Solved – Calculate interaction effect confidence intervals in zero-inflated poisson regression

confidence intervalinteractionrzero inflation

I'm conducting a zero-inflated Poisson regression using the pscl package in R. I've included interaction terms but am having an issue with interpretation. I am assuming an additive effect and summing coefficients (x + y + xy) but am not sure what to do about the confidence intervals or p-values. From what I understand, these have to be re-estimated, probably with some bootstrapping method, but I can't figure out how to do this.
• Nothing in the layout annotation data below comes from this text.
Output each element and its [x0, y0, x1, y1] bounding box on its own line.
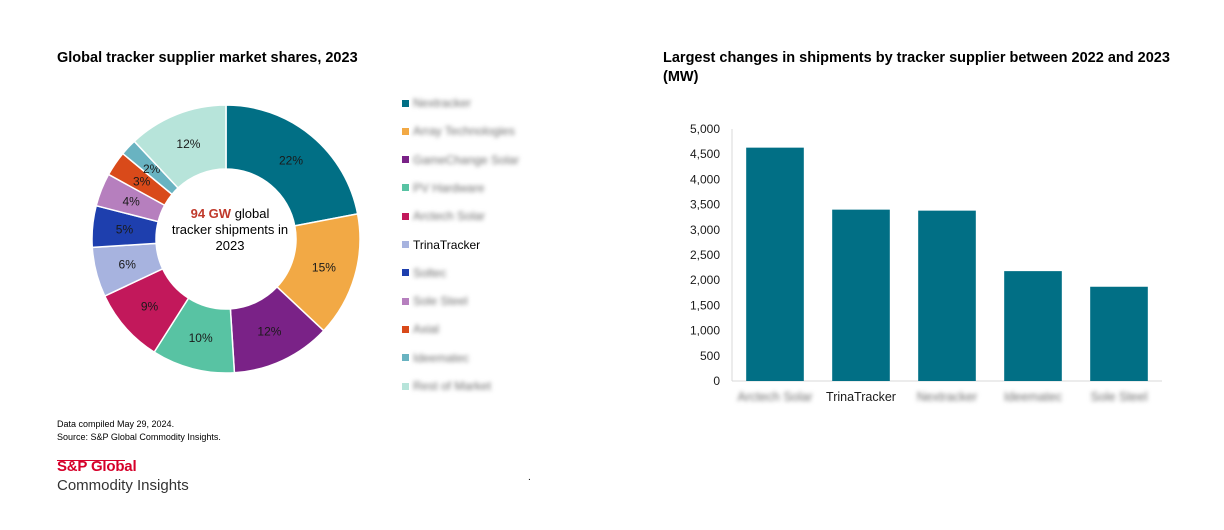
- donut-slice-label: 3%: [133, 175, 151, 189]
- legend-label: TrinaTracker: [413, 237, 481, 252]
- legend-label: Array Technologies: [413, 124, 515, 139]
- brand-rule: [57, 460, 125, 461]
- donut-slice-label: 9%: [141, 299, 159, 313]
- donut-center-rest: global tracker shipments in 2023: [171, 206, 289, 253]
- bar: [832, 209, 890, 381]
- y-tick-label: 2,500: [690, 248, 720, 262]
- legend-item: Array Technologies: [402, 124, 515, 138]
- donut-slice-label: 15%: [312, 260, 336, 274]
- legend-item: TrinaTracker: [402, 238, 480, 252]
- y-tick-label: 500: [700, 349, 720, 363]
- stray-mark: .: [528, 472, 531, 483]
- brand-subtitle: Commodity Insights: [57, 477, 189, 494]
- bar-chart-title: Largest changes in shipments by tracker …: [663, 50, 1170, 85]
- legend-swatch: [402, 269, 409, 277]
- y-tick-label: 4,000: [690, 172, 720, 186]
- source-note: Source: S&P Global Commodity Insights.: [57, 432, 221, 442]
- legend-label: Arctech Solar: [413, 209, 486, 224]
- y-tick-label: 2,000: [690, 273, 720, 287]
- legend-swatch: [402, 212, 409, 220]
- legend-label: Ideematec: [413, 350, 470, 365]
- legend-label: PV Hardware: [413, 180, 485, 195]
- donut-center-label: 94 GW global tracker shipments in 2023: [170, 206, 290, 254]
- legend-swatch: [402, 99, 409, 107]
- chart-notes: Data compiled May 29, 2024. Source: S&P …: [57, 418, 221, 444]
- legend-swatch: [402, 156, 409, 164]
- legend-swatch: [402, 382, 409, 390]
- donut-slice-label: 5%: [116, 222, 134, 236]
- legend-item: Soltec: [402, 266, 446, 280]
- legend-label: Rest of Market: [413, 379, 492, 393]
- legend-item: Axial: [402, 322, 439, 336]
- legend-swatch: [402, 325, 409, 333]
- donut-slice: [225, 104, 359, 227]
- legend-item: GameChange Solar: [402, 153, 519, 167]
- legend-label: Axial: [413, 322, 440, 337]
- bar: [1090, 286, 1148, 381]
- x-tick-label: Ideematec: [1004, 390, 1062, 404]
- donut-slice-label: 4%: [122, 194, 140, 208]
- legend-label: Soltec: [413, 265, 447, 280]
- bar: [746, 147, 804, 381]
- donut-slice-label: 12%: [176, 137, 200, 151]
- donut-chart-title: Global tracker supplier market shares, 2…: [57, 50, 358, 66]
- y-tick-label: 1,000: [690, 324, 720, 338]
- legend-item: Arctech Solar: [402, 209, 485, 223]
- donut-slice-label: 10%: [189, 331, 213, 345]
- legend-item: Ideematec: [402, 351, 469, 365]
- x-tick-label: Arctech Solar: [737, 390, 812, 404]
- legend-item: Sole Steel: [402, 294, 468, 308]
- donut-slice-label: 22%: [279, 153, 303, 167]
- donut-slice-label: 12%: [257, 324, 281, 338]
- legend-item: PV Hardware: [402, 181, 484, 195]
- donut-slice-label: 6%: [119, 257, 137, 271]
- donut-slice: [133, 104, 227, 190]
- x-tick-label: Nextracker: [917, 390, 977, 404]
- legend-label: Sole Steel: [413, 294, 468, 309]
- y-tick-label: 3,000: [690, 223, 720, 237]
- y-tick-label: 1,500: [690, 298, 720, 312]
- bar: [918, 210, 976, 381]
- x-tick-label: TrinaTracker: [826, 390, 896, 404]
- x-tick-label: Sole Steel: [1091, 390, 1148, 404]
- legend-item: Rest of Market: [402, 379, 491, 393]
- bar: [1004, 271, 1062, 381]
- legend-swatch: [402, 354, 409, 362]
- y-tick-label: 5,000: [690, 122, 720, 136]
- legend-swatch: [402, 184, 409, 192]
- compiled-date-note: Data compiled May 29, 2024.: [57, 419, 175, 429]
- legend-swatch: [402, 297, 409, 305]
- y-tick-label: 3,500: [690, 198, 720, 212]
- legend-label: Nextracker: [413, 96, 472, 110]
- y-tick-label: 4,500: [690, 147, 720, 161]
- brand-logo-text: S&P Global: [57, 458, 137, 475]
- y-tick-label: 0: [713, 374, 720, 388]
- legend-item: Nextracker: [402, 96, 471, 110]
- donut-center-highlight: 94 GW: [190, 206, 232, 221]
- legend-swatch: [402, 241, 409, 248]
- legend-swatch: [402, 127, 409, 135]
- legend-label: GameChange Solar: [413, 152, 520, 167]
The main issue is that one of my effects reverses in interaction. I've provided a simplified version of the code below (sorry, I can't share the data). Here's a brief description of the scenario: when doctors discuss re-injury prevention with their patients, time off work increases, but in interaction with a low-stress setting, it reduces time off work.

So my question is:

  • How do you calculate interaction effect confidence intervals and p-values using a zeroinfl object?
  • Is the process for calculating CIs and p-values different between the zero and count models?
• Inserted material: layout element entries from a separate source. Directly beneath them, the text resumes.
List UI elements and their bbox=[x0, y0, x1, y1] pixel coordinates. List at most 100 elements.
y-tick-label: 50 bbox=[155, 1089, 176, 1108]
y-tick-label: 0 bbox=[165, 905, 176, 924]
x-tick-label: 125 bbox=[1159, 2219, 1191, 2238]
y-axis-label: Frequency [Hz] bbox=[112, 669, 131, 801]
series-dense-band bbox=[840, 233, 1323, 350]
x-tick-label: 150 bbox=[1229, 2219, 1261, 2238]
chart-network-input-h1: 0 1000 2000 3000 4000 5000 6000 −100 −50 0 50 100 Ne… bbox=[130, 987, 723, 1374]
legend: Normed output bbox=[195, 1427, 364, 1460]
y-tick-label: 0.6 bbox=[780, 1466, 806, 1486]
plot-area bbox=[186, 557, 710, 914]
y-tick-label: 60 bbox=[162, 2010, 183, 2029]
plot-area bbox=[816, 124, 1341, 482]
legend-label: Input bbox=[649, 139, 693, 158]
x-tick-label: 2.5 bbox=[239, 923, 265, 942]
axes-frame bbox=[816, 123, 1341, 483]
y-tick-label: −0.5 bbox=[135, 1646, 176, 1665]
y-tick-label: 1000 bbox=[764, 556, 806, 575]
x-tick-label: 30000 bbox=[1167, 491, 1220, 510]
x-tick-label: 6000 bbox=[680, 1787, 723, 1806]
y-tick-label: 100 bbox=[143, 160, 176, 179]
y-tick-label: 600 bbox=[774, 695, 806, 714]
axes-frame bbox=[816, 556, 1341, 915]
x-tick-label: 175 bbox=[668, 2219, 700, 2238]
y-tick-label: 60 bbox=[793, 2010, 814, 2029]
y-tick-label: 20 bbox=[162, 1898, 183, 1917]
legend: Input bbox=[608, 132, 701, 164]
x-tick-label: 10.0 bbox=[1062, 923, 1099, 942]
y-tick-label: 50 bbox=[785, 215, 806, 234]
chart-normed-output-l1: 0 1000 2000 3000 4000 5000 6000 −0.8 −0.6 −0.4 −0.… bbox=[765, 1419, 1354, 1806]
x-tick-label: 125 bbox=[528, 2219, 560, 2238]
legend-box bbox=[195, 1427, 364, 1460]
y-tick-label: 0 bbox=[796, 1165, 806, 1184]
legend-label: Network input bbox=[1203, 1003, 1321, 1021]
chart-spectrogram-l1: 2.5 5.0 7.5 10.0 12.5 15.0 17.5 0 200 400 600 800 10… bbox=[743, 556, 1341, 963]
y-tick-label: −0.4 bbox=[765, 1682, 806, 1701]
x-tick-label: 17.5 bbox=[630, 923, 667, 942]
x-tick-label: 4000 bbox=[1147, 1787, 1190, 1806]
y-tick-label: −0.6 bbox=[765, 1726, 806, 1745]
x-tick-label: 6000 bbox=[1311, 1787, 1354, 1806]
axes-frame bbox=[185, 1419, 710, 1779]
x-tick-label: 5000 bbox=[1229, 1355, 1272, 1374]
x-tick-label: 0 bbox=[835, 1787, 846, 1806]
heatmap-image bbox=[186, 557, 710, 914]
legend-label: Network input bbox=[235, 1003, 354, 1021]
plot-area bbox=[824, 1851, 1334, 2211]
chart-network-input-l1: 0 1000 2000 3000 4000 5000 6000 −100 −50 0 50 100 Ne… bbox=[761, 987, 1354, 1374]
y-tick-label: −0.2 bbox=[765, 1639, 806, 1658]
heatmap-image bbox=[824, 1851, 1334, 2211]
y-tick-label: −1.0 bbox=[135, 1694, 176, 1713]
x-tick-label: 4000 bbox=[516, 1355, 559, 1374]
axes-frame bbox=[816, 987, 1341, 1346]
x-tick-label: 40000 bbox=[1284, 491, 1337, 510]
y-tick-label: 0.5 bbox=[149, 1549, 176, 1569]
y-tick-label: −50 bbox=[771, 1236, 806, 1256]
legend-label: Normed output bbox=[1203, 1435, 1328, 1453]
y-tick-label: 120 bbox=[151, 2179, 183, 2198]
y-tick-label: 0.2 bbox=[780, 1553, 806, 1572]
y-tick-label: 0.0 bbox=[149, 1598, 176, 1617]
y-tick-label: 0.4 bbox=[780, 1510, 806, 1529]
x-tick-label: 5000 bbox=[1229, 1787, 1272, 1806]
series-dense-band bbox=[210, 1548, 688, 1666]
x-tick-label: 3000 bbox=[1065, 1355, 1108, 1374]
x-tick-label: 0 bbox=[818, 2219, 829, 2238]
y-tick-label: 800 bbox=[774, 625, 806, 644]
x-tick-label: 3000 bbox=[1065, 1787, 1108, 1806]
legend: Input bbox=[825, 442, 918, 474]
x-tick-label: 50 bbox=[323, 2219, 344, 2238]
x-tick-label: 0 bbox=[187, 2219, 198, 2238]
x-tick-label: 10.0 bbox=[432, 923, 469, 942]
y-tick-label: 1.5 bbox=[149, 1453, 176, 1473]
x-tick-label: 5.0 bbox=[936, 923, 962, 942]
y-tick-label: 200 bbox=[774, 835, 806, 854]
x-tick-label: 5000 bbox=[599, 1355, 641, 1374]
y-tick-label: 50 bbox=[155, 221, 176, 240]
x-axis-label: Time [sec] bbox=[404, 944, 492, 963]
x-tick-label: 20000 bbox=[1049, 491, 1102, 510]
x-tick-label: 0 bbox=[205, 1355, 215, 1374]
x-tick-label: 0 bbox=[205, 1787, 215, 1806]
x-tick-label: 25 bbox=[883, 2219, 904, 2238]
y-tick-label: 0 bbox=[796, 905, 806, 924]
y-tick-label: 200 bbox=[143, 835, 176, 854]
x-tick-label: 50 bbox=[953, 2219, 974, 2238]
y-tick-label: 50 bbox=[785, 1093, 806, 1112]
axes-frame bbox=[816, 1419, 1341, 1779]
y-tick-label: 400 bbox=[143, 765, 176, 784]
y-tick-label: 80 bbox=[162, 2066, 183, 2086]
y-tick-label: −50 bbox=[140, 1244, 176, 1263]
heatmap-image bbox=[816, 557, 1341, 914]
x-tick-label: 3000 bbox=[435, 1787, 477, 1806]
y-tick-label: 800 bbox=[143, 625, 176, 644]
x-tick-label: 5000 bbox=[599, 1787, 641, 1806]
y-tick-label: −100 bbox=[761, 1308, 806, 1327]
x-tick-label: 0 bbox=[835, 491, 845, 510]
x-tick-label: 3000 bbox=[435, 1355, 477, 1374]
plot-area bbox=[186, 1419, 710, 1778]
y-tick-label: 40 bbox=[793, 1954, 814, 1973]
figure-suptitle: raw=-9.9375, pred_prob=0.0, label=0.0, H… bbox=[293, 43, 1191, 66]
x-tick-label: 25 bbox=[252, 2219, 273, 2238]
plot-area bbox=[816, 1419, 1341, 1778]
Example code would be greatly appreciated!

model <- zeroinfl(TimeLoss ~ PrevDisc + LowStress + 
                PrevDisc * LowStress, 
              data = Doctors)

Best Answer

If PrevDisc and LowStress are binary variables (this is my impression from your description), then the interaction model simply corresponds to four different zero-inflated Poisson distributions: one for each combination of PrevDisc and LowStress.

When using the formula TimeLoss ~ PrevDisc * LowStress, treatment coding of the coefficients is used, i.e., the four parameters (in each model part) are coded as an intercept, two main effects, and an interaction effect. This coding facilitates judging whether or not the interaction effect is significant.

If you want to assess the PrevDisc effect separately for the two LowStress groups, then you can use a nested coding of the coefficients via the formula TimeLoss ~ LowStress/PrevDisc.

In either case, all inference can be done "in the usual way", i.e., summary() and confint() for marginal Wald tests and Wald confidence intervals. But also lrtest() (from lmtest) for nested model comparisons with the likelihood ratio test or AIC()/BIC(). (Generalized) linear hypotheses can be tests with linearHypothesis() (from car) and glht() (from multcomp) respectively.

The difference in interpretation between the two model parts is that the count model is a log-linear model for the mean in the count component. The zero model is log-linear for the odds of zero inflation (i.e., an observation from the point mass component).